Thursday, July 26, 2007
Private Peter Pan
The other day I posted about a pseudonymously written story published in the New Republic by a soldier in the field describing some rather despicable behavior by himself and some of his buddies. It seemed to me that it was plausible, although of course, I have no way of really knowing. But I have observed some fairly similar behaviors in people in normal life, and even drew some comparisons to some documented behavior by our president. It made me worry once again about whether the troops' inevitable PTSD and other mental health problems are going to be adequately cared for back in the states.
That was where I left it. But the story has become something of an obsession in the rightwing blogosphere evidently. (Sadly No has a nice run-down of how it developed.) After a tremendous amount of wingnut pressure on TNR to prove they hadn't been duped by an imposter, now that they know he does in fact exist, they are working their way into a complete frenzy going after this soldier as if he were al Qaeda and acting as though the hawkish New Republic has just endorsed Cindy Sheehan for president. It's like watching a bunch of piranhas attack some kids who accidentally fell into the water.
This soldier certainly had no idea what he was dealing with, and I suspect TNR didn't either. (Up until now, the right has been sympathetic with their editorial line on the war, after all. For all the disdain for the blogofascists of the left, this is undoubtedly the first time TNR's felt the full force of the wingnutosphere, which makes our little ideological disagreements look like kisses on the cheek. )
But this is bigger than blogospherics. There has been precious little good writing about the actual gritty experiences of average soldiers in these wars. Everything has been so packaged and marketed from the top that it's very difficult to get a sense of what it's like over there. I have no idea if this piece is accurate, but regardless it didn't seem to me to be an indictment of the military in general, merely a description of the kind of gallows humor and garden variety cruelty that would be likely to escalate in violent circumstances. And so far, there has been nothing substantial brought forward to doubt his story -- the shrieking nitpicking of the 101st keyboarders notwithstanding.

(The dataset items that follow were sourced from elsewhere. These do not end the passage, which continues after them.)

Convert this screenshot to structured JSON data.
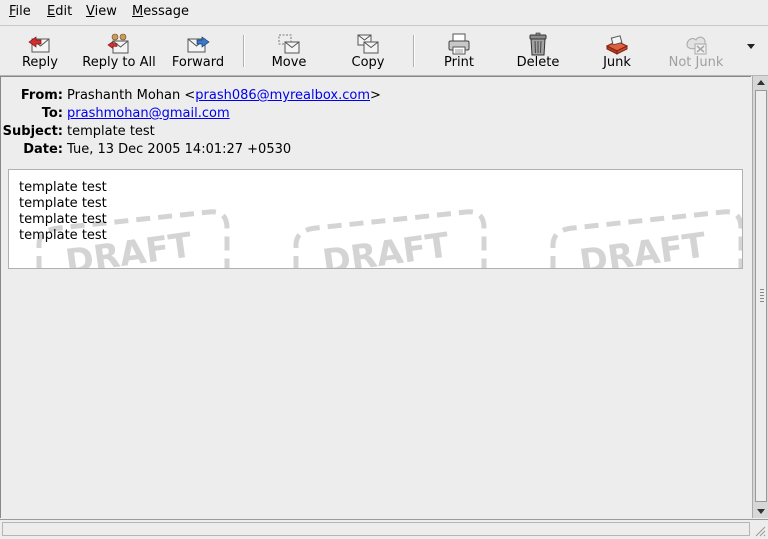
{
  "menu": {
    "file": "File",
    "edit": "Edit",
    "view": "View",
    "message": "Message"
  },
  "toolbar": {
    "reply": "Reply",
    "reply_all": "Reply to All",
    "forward": "Forward",
    "move": "Move",
    "copy": "Copy",
    "print": "Print",
    "delete": "Delete",
    "junk": "Junk",
    "not_junk": "Not Junk"
  },
  "header": {
    "from_label": "From:",
    "from_name": "Prashanth Mohan <",
    "from_email": "prash086@myrealbox.com",
    "from_close": ">",
    "to_label": "To:",
    "to_email": "prashmohan@gmail.com",
    "subject_label": "Subject:",
    "subject": "template test",
    "date_label": "Date:",
    "date": "Tue, 13 Dec 2005 14:01:27 +0530"
  },
  "body": {
    "lines": [
      "template test",
      "template test",
      "template test",
      "template test"
    ],
    "watermark": "DRAFT"
  },
  "colors": {
    "link": "#0000ee",
    "disabled_text": "#a0a0a0"
  }
}
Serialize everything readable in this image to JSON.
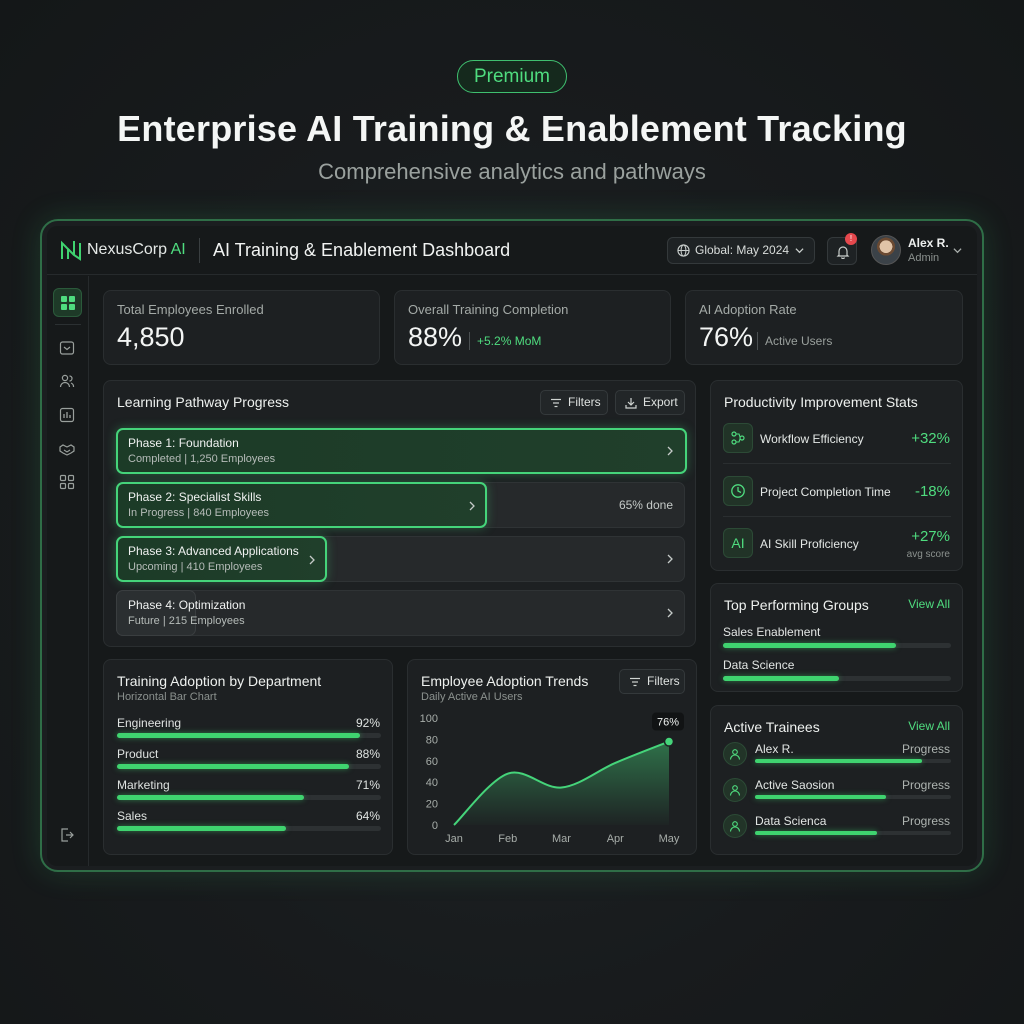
{
  "hero": {
    "badge": "Premium",
    "title": "Enterprise AI Training & Enablement Tracking",
    "subtitle": "Comprehensive analytics and pathways"
  },
  "topbar": {
    "brand": "NexusCorp",
    "brand_accent": "AI",
    "title": "AI Training & Enablement Dashboard",
    "scope": "Global: May 2024",
    "notification_badge": "!",
    "user_name": "Alex R.",
    "user_role": "Admin"
  },
  "sidebar": {
    "items": [
      "grid-icon",
      "inbox-icon",
      "users-icon",
      "chart-icon",
      "handshake-icon",
      "apps-icon",
      "logout-icon"
    ]
  },
  "kpis": [
    {
      "label": "Total Employees Enrolled",
      "value": "4,850"
    },
    {
      "label": "Overall Training Completion",
      "value": "88%",
      "extra": "+5.2% MoM"
    },
    {
      "label": "AI Adoption Rate",
      "value": "76%",
      "extra": "Active Users"
    }
  ],
  "pathway": {
    "title": "Learning Pathway Progress",
    "filters": "Filters",
    "export": "Export",
    "phases": [
      {
        "name": "Phase 1: Foundation",
        "meta": "Completed | 1,250 Employees",
        "progress": 1.0
      },
      {
        "name": "Phase 2: Specialist Skills",
        "meta": "In Progress | 840 Employees",
        "progress": 0.65,
        "done_label": "65% done"
      },
      {
        "name": "Phase 3: Advanced Applications",
        "meta": "Upcoming | 410 Employees",
        "progress": 0.37
      },
      {
        "name": "Phase 4: Optimization",
        "meta": "Future | 215 Employees",
        "progress": 0.14
      }
    ]
  },
  "department": {
    "title": "Training Adoption by Department",
    "subtitle": "Horizontal Bar Chart",
    "rows": [
      {
        "label": "Engineering",
        "pct": "92%",
        "value": 92
      },
      {
        "label": "Product",
        "pct": "88%",
        "value": 88
      },
      {
        "label": "Marketing",
        "pct": "71%",
        "value": 71
      },
      {
        "label": "Sales",
        "pct": "64%",
        "value": 64
      }
    ]
  },
  "trends": {
    "title": "Employee Adoption Trends",
    "subtitle": "Daily Active AI Users",
    "filters": "Filters",
    "callout": "76%"
  },
  "chart_data": {
    "type": "area",
    "title": "Employee Adoption Trends",
    "subtitle": "Daily Active AI Users",
    "x": [
      "Jan",
      "Feb",
      "Mar",
      "Apr",
      "May"
    ],
    "series": [
      {
        "values": [
          0,
          48,
          35,
          58,
          78
        ]
      }
    ],
    "yticks": [
      0,
      20,
      40,
      60,
      80,
      100
    ],
    "ylim": [
      0,
      100
    ],
    "annotation": "76%",
    "color": "#45d47a"
  },
  "productivity": {
    "title": "Productivity Improvement Stats",
    "stats": [
      {
        "label": "Workflow Efficiency",
        "value": "+32%"
      },
      {
        "label": "Project Completion Time",
        "value": "-18%"
      },
      {
        "label": "AI Skill Proficiency",
        "value": "+27%",
        "note": "avg score",
        "icon_text": "AI"
      }
    ]
  },
  "groups": {
    "title": "Top Performing Groups",
    "view_all": "View All",
    "items": [
      {
        "label": "Sales Enablement",
        "value": 0.76
      },
      {
        "label": "Data Science",
        "value": 0.51
      }
    ]
  },
  "trainees": {
    "title": "Active Trainees",
    "view_all": "View All",
    "items": [
      {
        "name": "Alex R.",
        "status": "Progress",
        "value": 0.85
      },
      {
        "name": "Active Saosion",
        "status": "Progress",
        "value": 0.67
      },
      {
        "name": "Data Scienca",
        "status": "Progress",
        "value": 0.62
      }
    ]
  },
  "colors": {
    "accent": "#45d47a",
    "background": "#16191a",
    "card": "#1d2022"
  }
}
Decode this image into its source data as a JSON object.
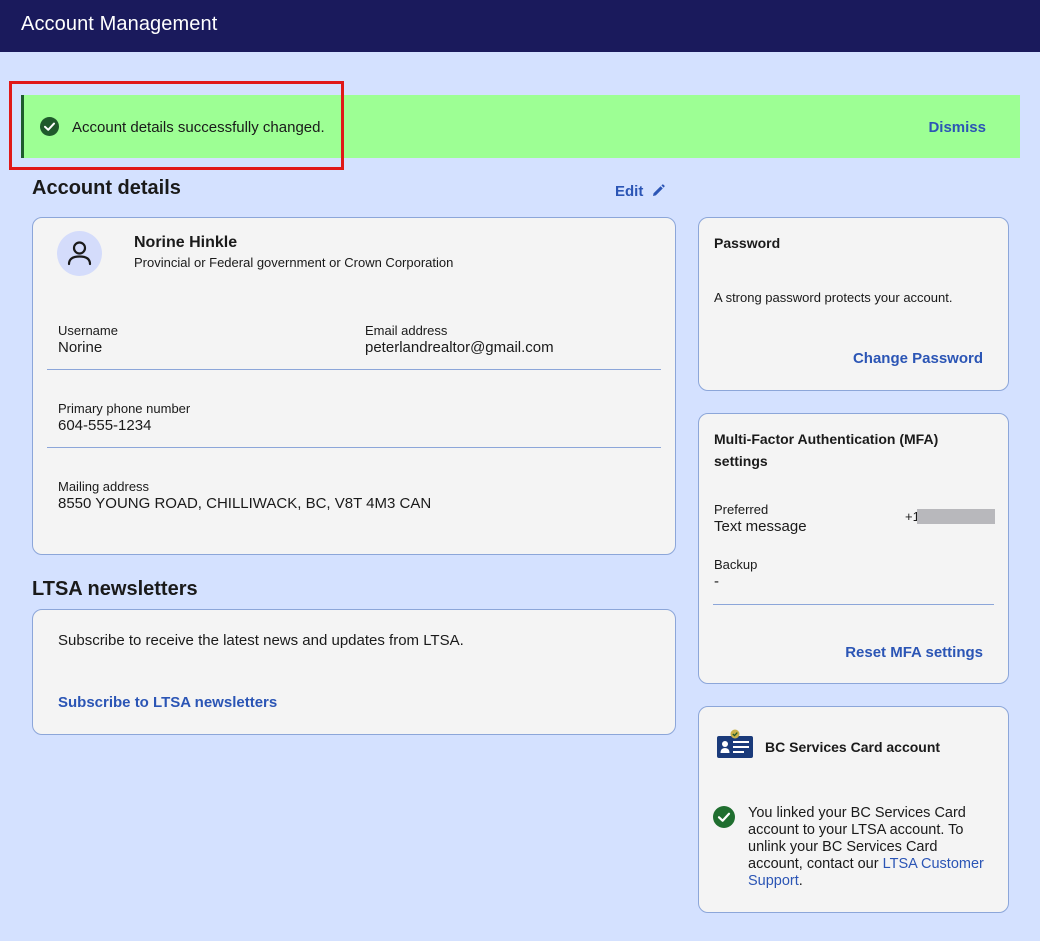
{
  "header": {
    "title": "Account Management"
  },
  "banner": {
    "message": "Account details successfully changed.",
    "dismiss_label": "Dismiss"
  },
  "account_details": {
    "heading": "Account details",
    "edit_label": "Edit",
    "name": "Norine Hinkle",
    "organization": "Provincial or Federal government or Crown Corporation",
    "username_label": "Username",
    "username": "Norine",
    "email_label": "Email address",
    "email": "peterlandrealtor@gmail.com",
    "phone_label": "Primary phone number",
    "phone": "604-555-1234",
    "mailing_label": "Mailing address",
    "mailing": "8550 YOUNG ROAD, CHILLIWACK, BC, V8T 4M3 CAN"
  },
  "newsletters": {
    "heading": "LTSA newsletters",
    "description": "Subscribe to receive the latest news and updates from LTSA.",
    "subscribe_label": "Subscribe to LTSA newsletters"
  },
  "password": {
    "title": "Password",
    "description": "A strong password protects your account.",
    "action_label": "Change Password"
  },
  "mfa": {
    "title_line1": "Multi-Factor Authentication (MFA)",
    "title_line2": "settings",
    "preferred_label": "Preferred",
    "preferred_value": "Text message",
    "phone_prefix": "+1",
    "backup_label": "Backup",
    "backup_value": "-",
    "action_label": "Reset MFA settings"
  },
  "bc_services": {
    "title": "BC Services Card account",
    "linked_text": "You linked your BC Services Card account to your LTSA account. To unlink your BC Services Card account, contact our",
    "support_link": "LTSA Customer Support",
    "trailing": "."
  },
  "colors": {
    "header_bg": "#1a1a5c",
    "page_bg": "#d4e1ff",
    "banner_bg": "#9dff94",
    "link": "#2b55b5",
    "success": "#1f5a2b",
    "highlight": "#e01818"
  }
}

It certainly should not have have garnered this vicious right wing attack from everyone from Bill Kristol to the lowliest denizens of the right blogosphere. They want to destroy this soldier for describing things that have been described in war reporting since Homer so they can worship "the troops" without having to admit that the whole endeavor is a bloody, horrible mess that only briefly, and rarely, offers opportunity for heroic battlefield courage (which, of course, it sometimes does as well.)
Why are so many of these people such children in these matters? Rod Dreyer read "All Quiet On The Western Front" a couple of weeks ago and was so moved that he actually felt compelled to write a column about it. (I did too. In the eight grade --- only I called it a book report.) I guess I thought everyone knew that war was a crazy, fucked up enterprise filled with great drama and boredom and courage and loss of humanity and that most of the simplistic mythic clap trap that society uses to compel young men into doing it was pretty much propaganda. Sure, it still has to be done sometimes and it takes great physical courage and commitment to throw yourself into the meat grinder, but that doesn't change the fact that it is, on many levels, a total debasement of your humanity. Like most things in life, it's complicated.
I have never been to war. But that doesn't mean that I have no knowledge of it. Human beings have been at it for some time now and they've left quite a record. Nothing that Private Beauchamp wrote in that piece had not been written before by some other soldier in some other war. (That doesn't excuse the behavior, of course, which hasn't been acceptable behavior for soldiers for centuries, if only because of the lack of discipline.) But if you have the habit of reading books you will have come across descriptions of war that make your hair stand on end and you will know that nobility and honor sometimes seem like quaint concepts from another life in such circumstances. It isn't shocking in the least that otherwise decent people could lose that decency during wartime and it certainly doesn't surprise you that those who already have a light grip on conscience (or sanity) would behave in ways that would make us recoil in horror in our everyday lives. That is not a judgment about soldiers in general. Each one is his own agent and is responsible for his own actions. War doesn't render morality inoperative. But it does challenge it and in the case of wars that are themselves immoral it challenges it severely.
I hear so much from the right about how they love the troops. But they don't seem to love the actual human beings who wear the uniform, they love those little GI Joe dolls they played with as children which they could dress up in little costumes and contort into pretzels for their fun and amusement. If they loved the actual troops they wouldn't require them to be like two dimensional John Waynes, withholding their real experiences and feelings for fear that a virtual armchair lynch mob would come after them.
Thank God Joseph Heller and James Jones and Erich Maria Remarque and countless others aren't trying to write their books today. They'd be burned as heretics by a bunch of nasty boys and girls who have fetishized "the troops" into a strange form of Boy Band eroticism --- that empty, nonthreatening form of masculinity the tweens use to bridge the scary gap between puberty and adolescence. Private Peter Pan reporting for duty.
The real men for them are the civilians on 24 torturing suspected terrorists for an hour each week, keeping the lil'est tough guys safe from harm with hard sadism and easy answers. That's where this wingnut war is really being fought. With popcorn.